Miriam estrechó brevemente la mano que se le ofrecía y esbozó a su vez un saludo.

– Encantada -dijo. Después se volvió hacia mí-: No puedo ir a casa. Solo quería decirte que siento mucho tu pérdida. Nuestra pérdida. No siempre he estado de acuerdo con tu tío en todas las cosas, pero lo apreciaba mucho y lo echaré de menos. Todo el mundo lo echará de menos.

– Eres muy bondadosa -le dije.

– No digo más que la verdad.

– Y ahora supongo que volverás a dejar de hablarme… -comenté, adoptando cierta frivolidad en mi forma de hablar.

– Benjamín, yo… -Pero, fuera lo que fuese lo que iba a decir, lo pensó mejor. Y, en lugar de decirlo, tragó saliva con dificultad, como obligándose a callar las palabras-. Eso es precisamente lo que haré -dijo, y me volvió la espalda.

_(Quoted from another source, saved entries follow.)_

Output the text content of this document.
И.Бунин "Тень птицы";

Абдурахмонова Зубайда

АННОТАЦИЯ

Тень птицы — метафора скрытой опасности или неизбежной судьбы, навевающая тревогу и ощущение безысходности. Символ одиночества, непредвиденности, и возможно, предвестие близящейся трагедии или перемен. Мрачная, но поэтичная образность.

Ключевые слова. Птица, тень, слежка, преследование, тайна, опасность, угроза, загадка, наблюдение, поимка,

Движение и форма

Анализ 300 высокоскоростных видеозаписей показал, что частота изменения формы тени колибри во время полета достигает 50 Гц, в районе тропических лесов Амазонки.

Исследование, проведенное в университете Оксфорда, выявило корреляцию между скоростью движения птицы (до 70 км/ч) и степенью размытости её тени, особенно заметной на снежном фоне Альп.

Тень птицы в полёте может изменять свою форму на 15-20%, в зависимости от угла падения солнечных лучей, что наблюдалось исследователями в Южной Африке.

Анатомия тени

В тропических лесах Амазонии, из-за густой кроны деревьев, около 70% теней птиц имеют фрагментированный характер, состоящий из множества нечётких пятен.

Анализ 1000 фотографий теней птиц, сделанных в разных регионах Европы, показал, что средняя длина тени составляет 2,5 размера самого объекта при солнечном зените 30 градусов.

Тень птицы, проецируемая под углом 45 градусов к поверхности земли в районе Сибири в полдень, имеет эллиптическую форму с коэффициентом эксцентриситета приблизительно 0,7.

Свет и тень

Yo permanecí inmóvil, viéndola alejarse, contemplando el espacio donde había estado, intentando, como insistía Celia, escuchar la voz de mi corazón. ¿La amaba aún? ¿La había amado alguna vez? En momentos así, uno se interroga sobre la naturaleza del amor, si es algo real o una ilusión complaciente y exagerada de la propia importancia, que asigna condición y entidad a lo que no son más que impulsos fantasmales e intangibles. Pero estos pensamientos no conducen a ningún tipo de conclusión, pues generan más confusión.